Einer der Landwirte geht von einem persönlichen Schaden in sechsstelliger Höhe aus. "Ich muss meine Pachtzahlungen leisten." Düngung, Pflanzenschutz - "alles für die Katz", sagt der Bauer. Er will auf jeden Fall versuchen, von RWE Schadensersatz zu bekommen.

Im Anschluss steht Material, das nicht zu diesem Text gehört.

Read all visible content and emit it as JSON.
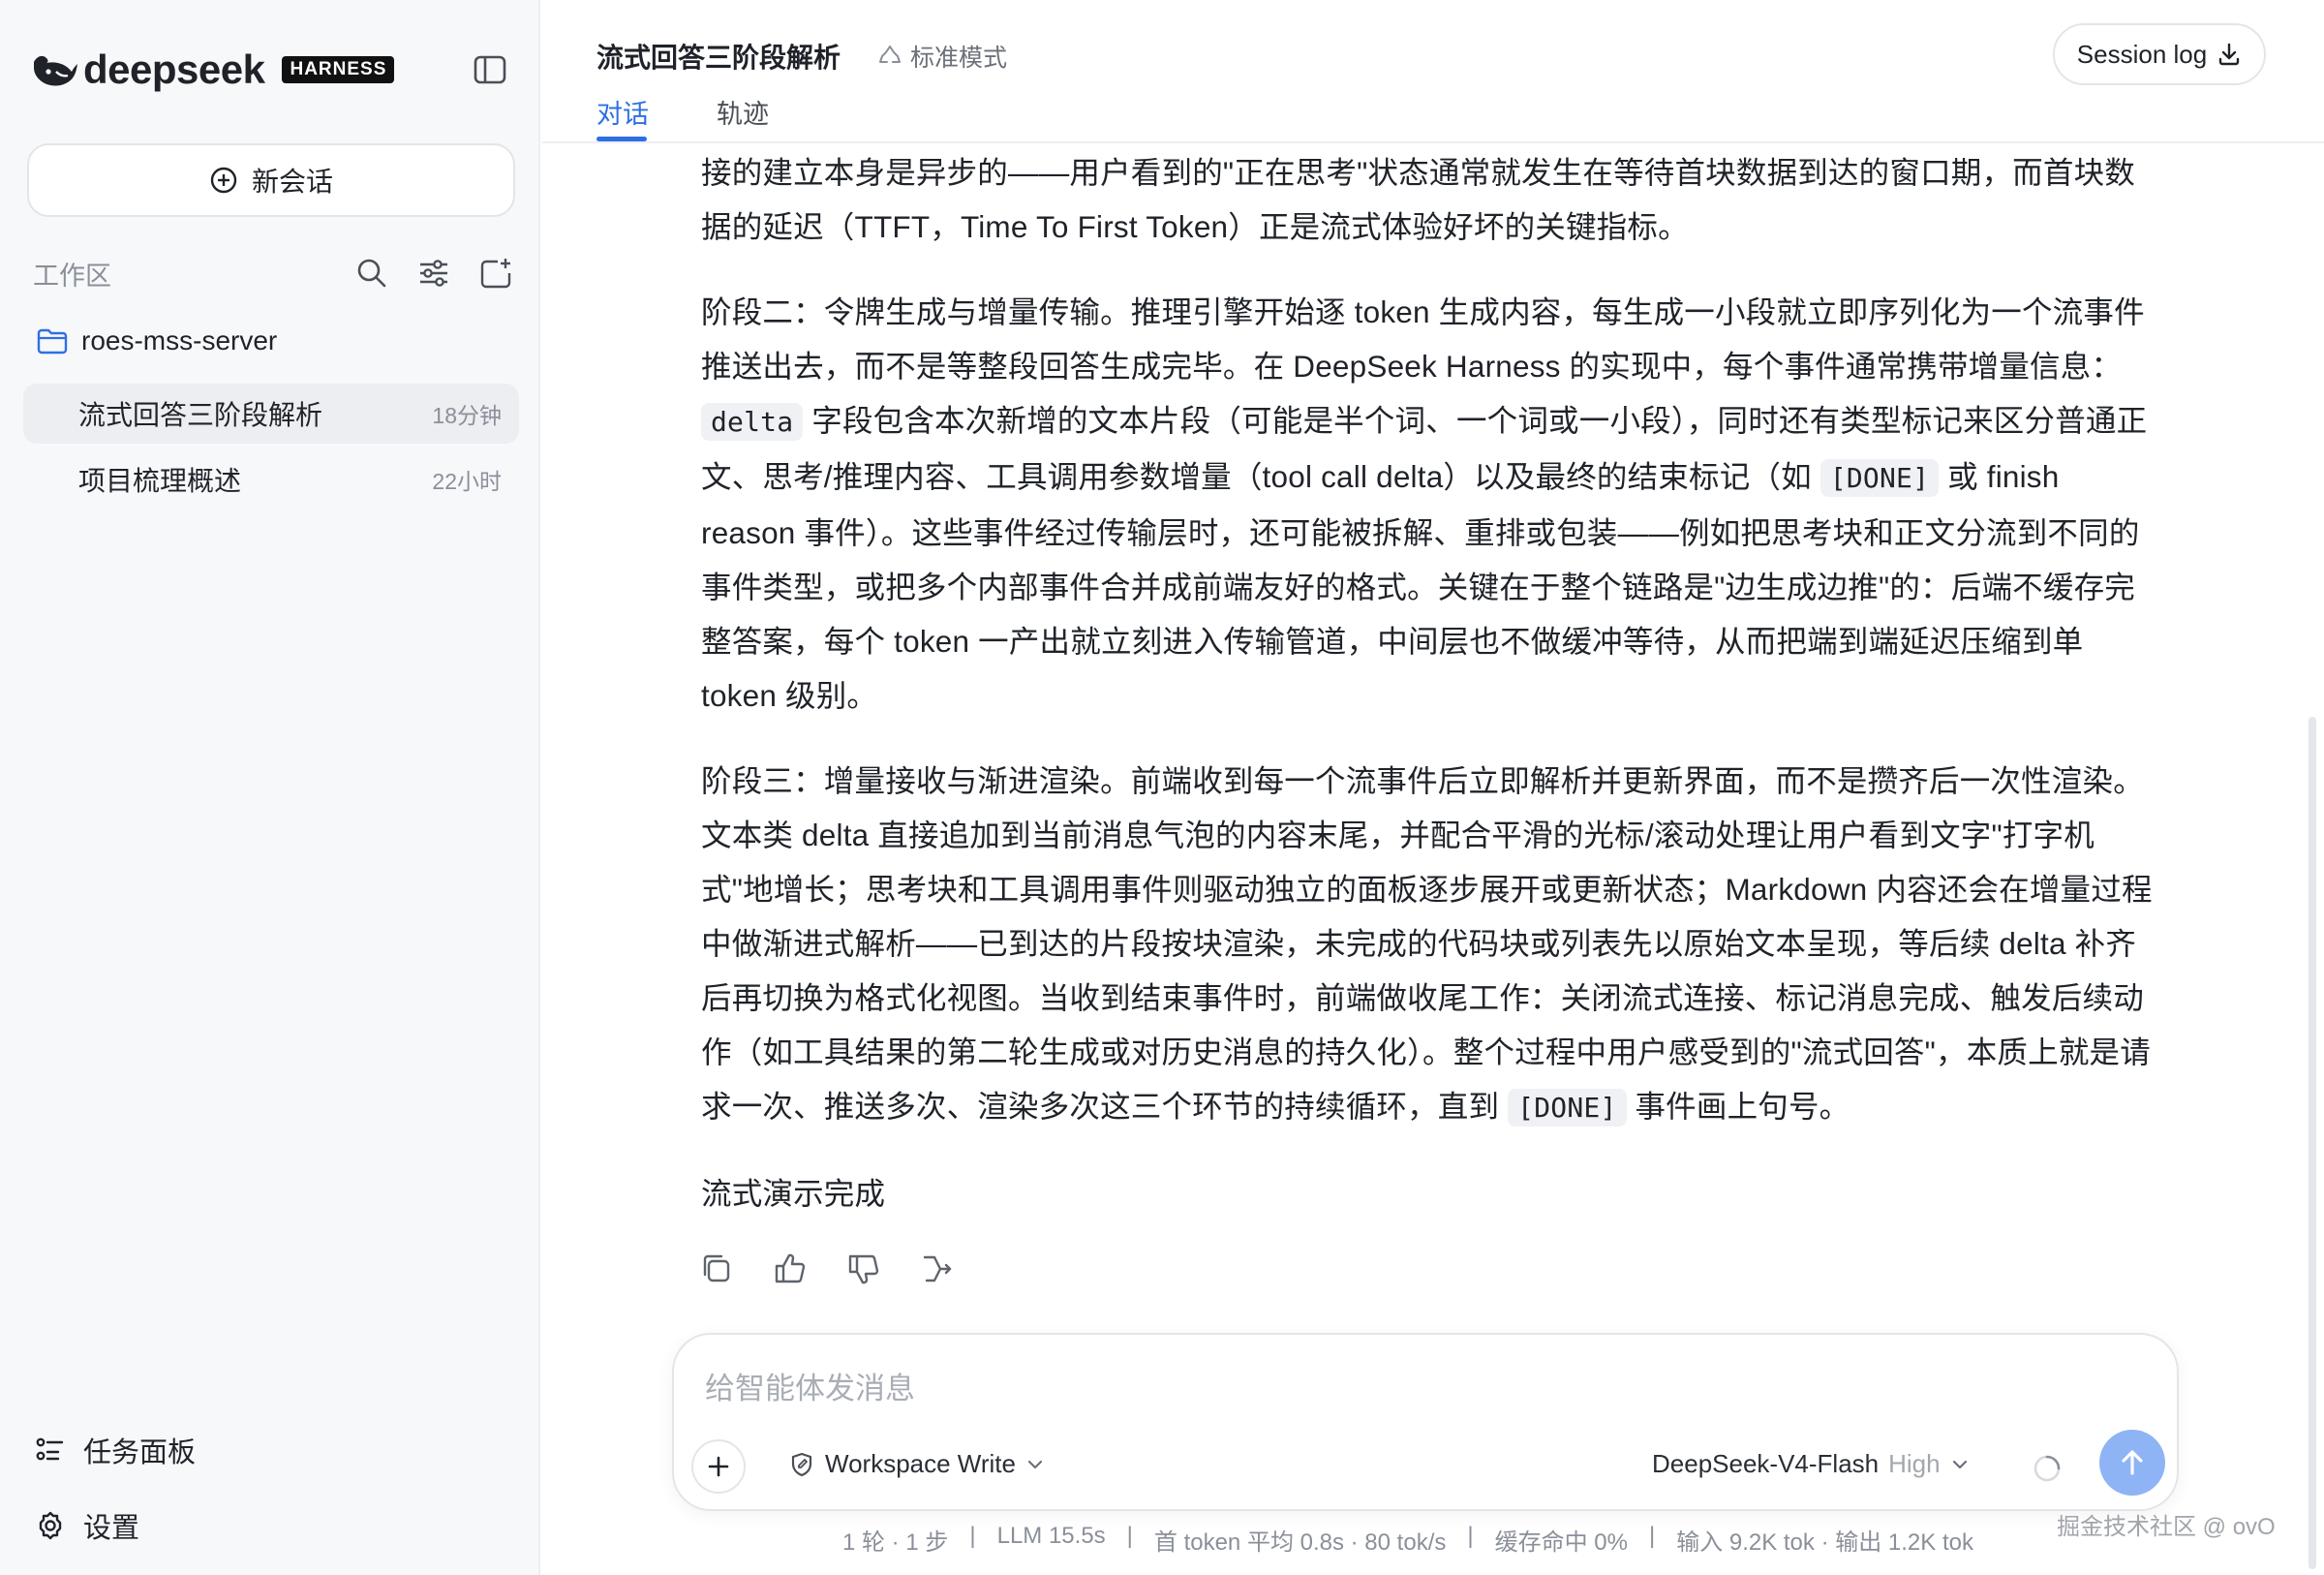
{
  "sidebar": {
    "brand_name": "deepseek",
    "brand_badge": "HARNESS",
    "new_chat_label": "新会话",
    "workspace_title": "工作区",
    "project_name": "roes-mss-server",
    "chats": [
      {
        "label": "流式回答三阶段解析",
        "time": "18分钟",
        "active": true
      },
      {
        "label": "项目梳理概述",
        "time": "22小时",
        "active": false
      }
    ],
    "task_board_label": "任务面板",
    "settings_label": "设置"
  },
  "header": {
    "title": "流式回答三阶段解析",
    "mode_label": "标准模式",
    "tabs": [
      {
        "label": "对话",
        "active": true
      },
      {
        "label": "轨迹",
        "active": false
      }
    ],
    "session_log_label": "Session log"
  },
  "message": {
    "p1": "接的建立本身是异步的——用户看到的\"正在思考\"状态通常就发生在等待首块数据到达的窗口期，而首块数据的延迟（TTFT，Time To First Token）正是流式体验好坏的关键指标。",
    "p2a": "阶段二：令牌生成与增量传输。推理引擎开始逐 token 生成内容，每生成一小段就立即序列化为一个流事件推送出去，而不是等整段回答生成完毕。在 DeepSeek Harness 的实现中，每个事件通常携带增量信息：",
    "p2_code1": "delta",
    "p2b": " 字段包含本次新增的文本片段（可能是半个词、一个词或一小段），同时还有类型标记来区分普通正文、思考/推理内容、工具调用参数增量（tool call delta）以及最终的结束标记（如 ",
    "p2_code2": "[DONE]",
    "p2c": " 或 finish reason 事件）。这些事件经过传输层时，还可能被拆解、重排或包装——例如把思考块和正文分流到不同的事件类型，或把多个内部事件合并成前端友好的格式。关键在于整个链路是\"边生成边推\"的：后端不缓存完整答案，每个 token 一产出就立刻进入传输管道，中间层也不做缓冲等待，从而把端到端延迟压缩到单 token 级别。",
    "p3a": "阶段三：增量接收与渐进渲染。前端收到每一个流事件后立即解析并更新界面，而不是攒齐后一次性渲染。文本类 delta 直接追加到当前消息气泡的内容末尾，并配合平滑的光标/滚动处理让用户看到文字\"打字机式\"地增长；思考块和工具调用事件则驱动独立的面板逐步展开或更新状态；Markdown 内容还会在增量过程中做渐进式解析——已到达的片段按块渲染，未完成的代码块或列表先以原始文本呈现，等后续 delta 补齐后再切换为格式化视图。当收到结束事件时，前端做收尾工作：关闭流式连接、标记消息完成、触发后续动作（如工具结果的第二轮生成或对历史消息的持久化）。整个过程中用户感受到的\"流式回答\"，本质上就是请求一次、推送多次、渲染多次这三个环节的持续循环，直到 ",
    "p3_code": "[DONE]",
    "p3b": " 事件画上句号。",
    "p4": "流式演示完成"
  },
  "composer": {
    "placeholder": "给智能体发消息",
    "permission_label": "Workspace Write",
    "model_label": "DeepSeek-V4-Flash",
    "effort_label": "High"
  },
  "stats": {
    "turns": "1 轮 · 1 步",
    "llm": "LLM 15.5s",
    "first_token": "首 token 平均 0.8s · 80 tok/s",
    "cache": "缓存命中 0%",
    "io": "输入 9.2K tok · 输出 1.2K tok",
    "sep": "|"
  },
  "watermark": "掘金技术社区 @ ovO",
  "colors": {
    "accent": "#2f6fe4",
    "send_button": "#8eb4f5",
    "sidebar_bg": "#f7f8fa"
  }
}
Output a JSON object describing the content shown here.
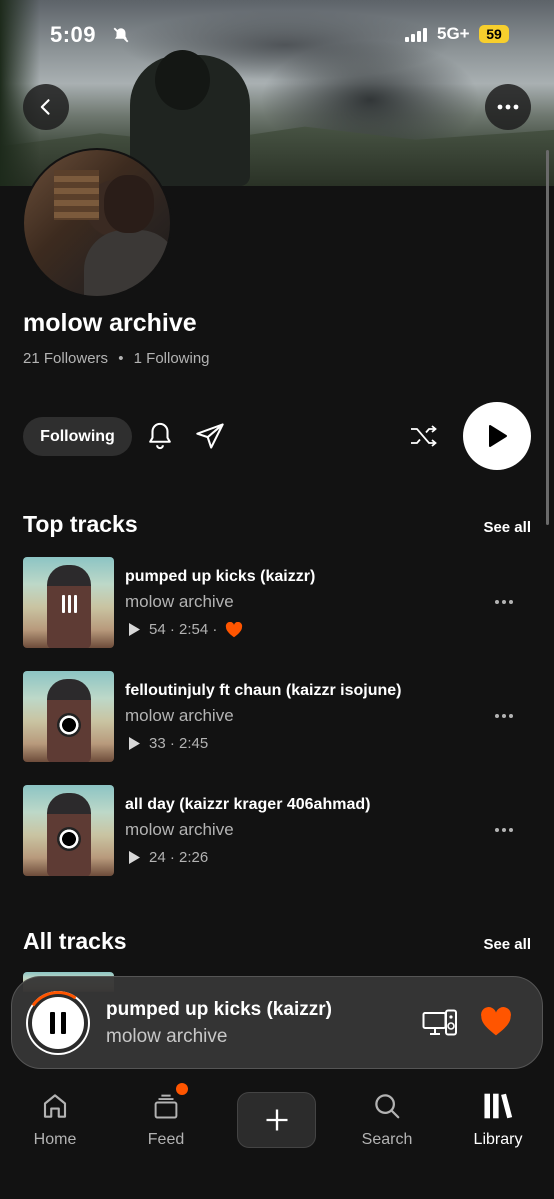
{
  "status_bar": {
    "time": "5:09",
    "network": "5G+",
    "battery": "59"
  },
  "profile": {
    "name": "molow archive",
    "followers": "21 Followers",
    "following": "1 Following",
    "separator": "•",
    "follow_button": "Following"
  },
  "top_tracks": {
    "title": "Top tracks",
    "see_all": "See all",
    "items": [
      {
        "title": "pumped up kicks (kaizzr)",
        "artist": "molow archive",
        "plays": "54",
        "duration": "2:54",
        "liked": true,
        "playing": true
      },
      {
        "title": "felloutinjuly ft chaun (kaizzr isojune)",
        "artist": "molow archive",
        "plays": "33",
        "duration": "2:45",
        "liked": false,
        "playing": false
      },
      {
        "title": "all day (kaizzr krager 406ahmad)",
        "artist": "molow archive",
        "plays": "24",
        "duration": "2:26",
        "liked": false,
        "playing": false
      }
    ]
  },
  "all_tracks": {
    "title": "All tracks",
    "see_all": "See all"
  },
  "mini_player": {
    "title": "pumped up kicks (kaizzr)",
    "artist": "molow archive"
  },
  "nav": {
    "home": "Home",
    "feed": "Feed",
    "search": "Search",
    "library": "Library",
    "active": "library"
  },
  "colors": {
    "accent": "#ff5500",
    "background": "#121212",
    "battery": "#f7cf2d"
  }
}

RWE: Ursache muss noch geklärt werden
Der RWE-Sprecher vor Ort, Alexander Scholl, sagte, welche Rolle die unterirdischen Kanäle auf der Kühlturmfläche bei der Überflutung der Äcker spielten, müsse im Nachgang geprüft werden. Wenn die Ursache geklärt sei, werde man selbstverständlich in den Dialog mit den Landwirten gehen. "Wir werden das Thema ordnungsgemäß aufarbeiten", erklärte er, ohne schon jetzt etwas versprechen zu wollen.
Im Moment sei erst einmal wichtig, die Situation in den Griff zu bekommen. Am Mittwoch sei nach wie vor Wasser auf das Gelände geströmt. Man pumpe aber inzwischen mehr Wasser ab als hereinkomme, so dass der Pegelstand auf dem Gelände sinke.
Rhein fordert Pflichtversicherung
Unterdessen hat Hessens Ministerpräsident Boris Rhein (CDU) eine Pflichtversicherung für Elementarschäden gefordert. Zunehmende Naturkatastrophen dürften weder Menschen in den Ruin treiben noch die Steuerzahler in vollem Umfang belasten. Er wolle das Thema bei der nächsten Ministerpräsidentenkonferenz am 20. Juni auf den Tisch legen und "Bewegung vom Bund einfordern".
Am Pegel Worms sank der Wasserstand am Mittwochmittag auf 628 Zentimeter, nachdem er am Dienstagmorgen bei 695 Zentimetern gelegen hatte. Auch am Pegel Mainz ging das Wasser leicht zurück. Der Kreis Bergstraße appellierte noch einmal an die Bevölkerung, überschwemmte Gebiete weiträumig zu umgehen und die Dämme nicht zu betreten.
In den kommenden Tagen könnte sich die Situation weiter entspannen. Während für den Mittwochnachmittag und die kommende Nacht noch einige Schauer erwartet werden, sagen die Meteorologen für die nachfolgenden Tage bis einschließlich Sonntag überwiegend trockenes Wetter voraus.